Ireland was flourishing,

When most of our tradesmen

did work for good pay,

But since our manufacturies

have crossed the Atlantic,

It's now we must follow

unto America.

One million Famine immigrants sang songs of a deeper and more bitter pain. The best-known of them, "Skibereen", is on the CD, and a verse from "The Great Irish Famine" echoes the same anger:

Sad is my fate in this dreary

exile,

Dark are the storm clouds

o'er lone Shanakyle,

Where the murdered sleep

silently pile upon pile,

In the coffinless graves

of poor Erin.

When the newcomers found they were less than welcome in their new home, their music often turned to defiance - the jaunty "No Irish Need Apply" on the CD, and "Do Me Justice" a Donegal song recorded again a few years ago by Len Graham, in the book.

Irish participation in the American Civil War of the 1860s quelled a great deal of prejudice, and opened the ascent to political power and prominence which marked the last century. And as successive generations moved confidently into the mainstream, so too did the music, shifting to the popular styles of vaudeville and Tin Pan Alley, as in "Daisy Bell".

But it is also obvious on the CD that the vitality of Irish music is due in great part to the ready way Irish musicians have not only adapted to circumstances, but assimilated other cultures. Modern Irish music is unimaginable without the fiddle, introduced from Italy in the early 17th century, and the banjo, introduced courtesy of the blackface minstrels who toured Ireland in the early 19th century.

Banjo and bouzouki

The latter was, of course, adapted from the instrument played on America's cotton plantations by slaves; the diaries of Richard Jobson, who explored the Gambra River in Africa in 1620, mention an instrument "made of a great gourd and a neck, thereunto was fastened strings". Even the bouzouki, which made its Dublin appearance in the 1960s when Donal Lunny brought it back from Greece, has its place now, and the Australian didgeridoo, very similar to one of the earliest recorded Irish instruments, seems lately to be making a home for itself.

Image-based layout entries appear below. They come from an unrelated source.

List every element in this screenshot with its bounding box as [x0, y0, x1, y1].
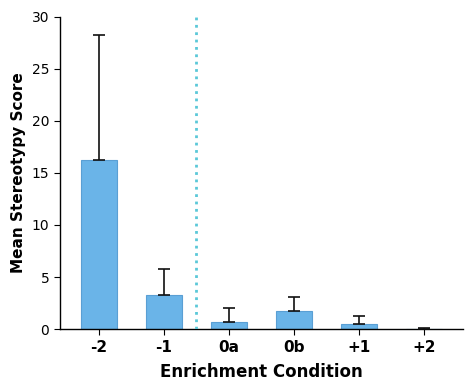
Bar [146, 295, 182, 329]
Bar [406, 328, 442, 329]
Bar [81, 160, 117, 329]
Bar [341, 324, 377, 329]
Bar [211, 322, 246, 329]
X-axis label: Enrichment Condition: Enrichment Condition [160, 363, 363, 381]
Y-axis label: Mean Stereotypy Score: Mean Stereotypy Score [11, 73, 26, 273]
Bar [276, 311, 312, 329]
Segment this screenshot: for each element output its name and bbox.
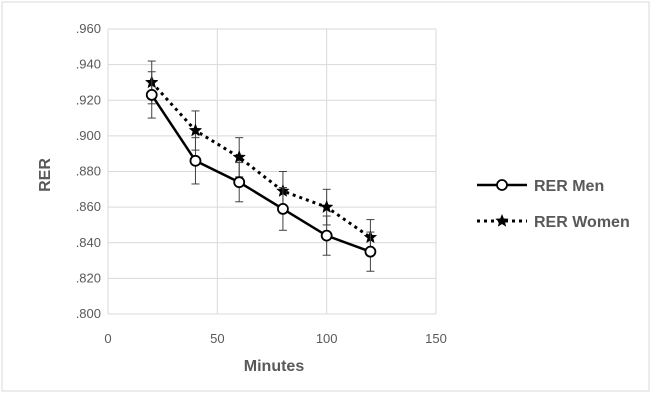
series-layer [144, 60, 378, 272]
y-tick-label: .860 [76, 199, 101, 214]
gridlines [107, 28, 437, 315]
y-tick-label: .920 [76, 92, 101, 107]
legend: RER Men RER Women [477, 178, 630, 231]
y-tick-label: .960 [76, 21, 101, 36]
series-men [145, 71, 377, 272]
data-point [319, 199, 334, 213]
y-tick-label: .800 [76, 306, 101, 321]
data-point [145, 89, 158, 101]
legend-men-label: RER Men [534, 178, 604, 195]
data-point [364, 245, 377, 258]
data-point [277, 203, 289, 215]
y-tick-label: .840 [76, 235, 101, 250]
tick-labels: .800 .820 .840 .860 .880 .900 .920 .940 .960 0 50 1… [76, 21, 447, 346]
y-tick-label: .880 [76, 164, 101, 179]
y-tick-label: .820 [76, 270, 101, 285]
y-axis-title: RER [37, 158, 54, 192]
data-point [320, 229, 333, 242]
y-tick-label: .900 [76, 128, 101, 143]
y-tick-label: .940 [76, 57, 101, 72]
series-line [150, 94, 371, 253]
x-axis-title: Minutes [244, 358, 305, 375]
x-tick-label: 100 [316, 331, 338, 346]
chart-border [1, 1, 650, 392]
legend-men-marker [496, 179, 508, 191]
x-tick-label: 0 [104, 331, 111, 346]
legend-item-men: RER Men [477, 178, 604, 195]
data-point [232, 150, 247, 164]
star-icon [495, 213, 509, 227]
x-tick-label: 50 [210, 331, 224, 346]
data-point [188, 123, 203, 137]
legend-item-women: RER Women [477, 213, 630, 231]
x-tick-label: 150 [425, 331, 447, 346]
legend-women-label: RER Women [534, 214, 630, 231]
data-point [233, 176, 246, 189]
data-point [189, 154, 202, 167]
legend-women-marker [495, 213, 509, 227]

All of which suggests that the 1990s influx of immigrants to Ireland from diverse cultures indicates marvellous possibilities ahead for traditional music. If we're very lucky, Mick Moloney might be persuaded to come back long enough to do a sequel here on the shamrock shore.

Far From The Shamrock Shore, The Story of Irish-American Immigration Through Song, by Mick Moloney, is published by Collins Press at €25.